Guerre d’influence et statu quo

Reste aujourd’hui le cas de Taïwan, notre « Alsace-Lorraine », confiait Chou En Lai à un interlocuteur français. Taïwan fut l’ultime refuge des « nationalistes » du Kuomintang, vaincus sur le continent par les troupes communistes, et est devenue une entité politique artificielle en 1950, parce qu’intégrée dans la zone de sécurité des États-Unis en Asie en raison de la guerre de Corée. Qualifiée de « République de Chine », elle n’est pour Pékin qu’un « État fantoche » tandis qu’il est devenu, bien que reconnu diplomatiquement par très peu d’États, un bastion anti-chinois dans la stratégie occidentale.

Les États-Unis et leurs alliés se sont d’abord fondés sur un anticommunisme sommaire, distinguant approximativement « le totalitarisme » du PC chinois de « l’autoritarisme » du Kuomintang… Aujourd’hui, le pluralisme officiel régnant à Taïwan est profondément affecté par la tutelle étasunienne, le rôle déterminant des grands groupes privés et la corruption (avec, par exemple, l’achat traditionnel des votes) qui réduit la portée réelle des élections. La force, cependant, du régime taïwanais est son développement et son mode de vie consumériste « à l’occidental » : le Président Lee-Teng-hui dénonçait lui-même, dès 1984, la crise d’identité de son pays, en faisant le procès de l’hégémonie de la « culture du fast food » !

Cette fracture socio-culturelle entre Pékin et Taïwan n’est cependant que partielle en raison du développement rapide de la société chinoise et de ses réussites économiques qui deviennent de plus en plus attractives, y compris pour les Taïwanais. La guerre d’influence à laquelle se livrent la Chine et les États-Unis dans la région Pacifique conduit les petits États, y compris Taïwan, à une extrême prudence. Malgré les pressions étasuniennes sur le parti « démocratique progressiste » (qui porte mal son nom) né en 1986 qui est essentiellement « occidentaliste », celui-ci ne s’affiche pas ouvertement comme « indépendantiste », malgré ce qu’en disent les médias occidentaux. Le PDR, comme tous les partis de Taïwan, obéit à l’opinion générale, favorable au maintien du statu quo.

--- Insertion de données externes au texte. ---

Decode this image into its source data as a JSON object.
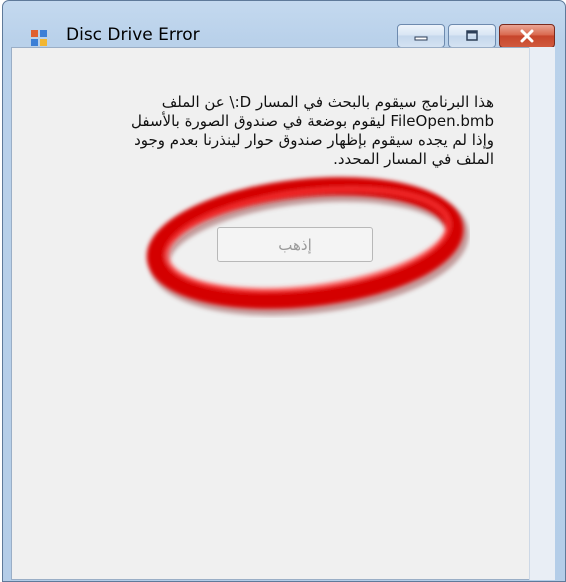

Le Kuomintang, jusqu’en 1988, fondamentalement anticommuniste, s’est profondément transformé au point de devenir favorable au rapprochement avec Pékin et ne s’oppose pas radicalement à la Déclaration Conjointe sino-britannique de 1979 (que les médias occidentaux ne mentionnent jamais) : « Un État, deux systèmes ». Pour l’essentiel, cependant, Pékin estime que la question est d’ordre intérieur, tandis que les États-Unis s’efforcent avec leurs alliés de l’internationaliser. Pour réaliser cet objectif, il est utile de faire croire qu’un affrontement armé est non seulement possible, mais vraisemblable et que la question de Taïwan a pour origine l’impérialisme chinois et que les États-Unis ne souhaitent que la paix et le respect de la souveraineté de Taïpei, ce qui n’est pas dans les habitudes de la diplomatie de Washington !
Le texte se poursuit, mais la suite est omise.